Accanto a figure ormai 'collaudate' come il catechista e l’animatore della liturgia e della carità, negli ultimi anni in alcune parrocchie si è inserita anche quella dell’animatore della comunicazione e della cultura. Secondo il Direttorio delle Comunicazioni sociali Comunicazione e missione del 2004 questo nuovo protagonista nella missione della Chiesa deve stimolare la comunità e «con il genio della fede, farsi interprete delle nuove istanze culturali, impegnandosi a vivere questa epoca della comunicazione non come tempo di alienazione e di smarrimento, ma come tempo prezioso per la ricerca della verità e per lo sviluppo della comunione tra le persone e i popoli».

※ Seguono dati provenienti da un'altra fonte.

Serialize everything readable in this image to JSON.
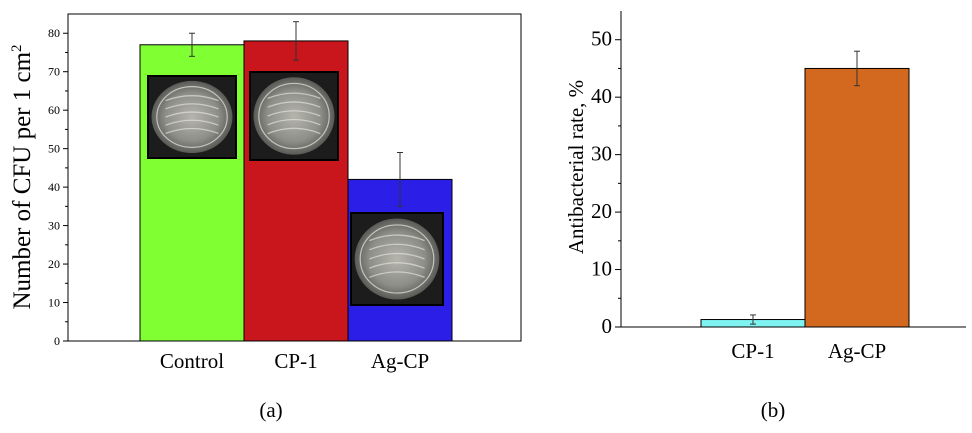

Vista la crescente influenza che i media esercitano sul pensiero e il comportamento delle persone, adoperarsi perché ogni comunità cristiana sia attrezzata per affrontare la sfida della comunicazione con competenza e strumenti all’altezza è diventato oggi un compito sempre più necessario. Per questo motivo, con l’inizio dell’anno pastorale, alla vigilia dell’Anno della fede, si rinnova anche l’impegno culturale della Chiesa italiana. Finora la figura dell’animatore, di cui il Portaparola è stato una sorta di apripista, ha preso piede in alcune realtà, ma ancora non si è radicata in modo uniforme sul territorio nazionale. «Il Direttorio ha aperto una strada – spiega monsignor Domenico Pompili, direttore dell’Ufficio nazionale per le comunicazioni sociali della Cei –, ma serve tempo per metabolizzare queste intuizioni. Per accelerare il processo occorre investire nella formazione. In particolare dei giovani, che sono i veri protagonisti. Un punto di riferimento, in questo senso, è rappresentato dall’Anicec, il corso di alta formazione per animatori della cultura e della comunicazione che si svolge ogni anno».
La vera sfida è dunque quella del coinvolgimento, come evidenzia il vescovo di Macerata-Tolentino-Recanati-Cingoli-Treia, monsignor Claudio Giuliodori, direttore dell’Ufficio per le comunicazioni sociali negli anni in cui è stato elaborato e varato il Direttorio. «Il successo dei convegni 'Parabole mediatiche' del 2002 e di 'Testimoni digitali' nel 2010 documentano che esiste da tempo un popolo delle comunicazioni e della cultura – sottolinea Giuliodori –. Adesso serve una conversione pastorale che allarghi l’orizzonte. Anche perché il raggio d’azione dell’animatore non è riconducibile all’interno delle mura della Chiesa, ma collega tutti gli ambiti sociali, culturali e mediatici ». Vivere da protagonisti i processi culturali in corso, secondo il vescovo di Noto, monsignor Antonio Staglianò , tra i 'padri' del Progetto culturale della Cei, è indispensabile per una Chiesa che vuole essere «locomotiva di orientamento » e non «andare a rimorchio » di altri. «La celebrazione, la liturgia e la testimonianza della carità – sostiene Staglianò – da sole non bastano. Il 'quarto pilastro' deve essere rappresentato dalla cultura. Per questo occorre procedere con corsi e seminari di formazione e, allo stesso tempo, cercare di sfruttare tutti gli spazi che i media locali e nazionali mettono a disposizione per comunicare il Vangelo nella cultura di oggi ».
La conditio sine qua non per essere un animatore della cultura e della comunicazione, secondo padre Antonio Spadaro , direttore de La Civiltà Cattolica e studioso dell’impatto dei media sulle comunità ecclesiali, è «abitare» la società di oggi dove comunicare non significa trasmettere ma «condividere». «Anzitutto è necessario essere immersi e comprendere il contesto per fare una esperienza culturale (leggere, andare al cinema,…) significativa. Solo a partire dall’esperienza è possibile riflettere, capire i significati del vissuto, e quindi agire mettendo le proprie competenze a disposizione della comunità. Il momento della valutazione, infine, è indispensabile».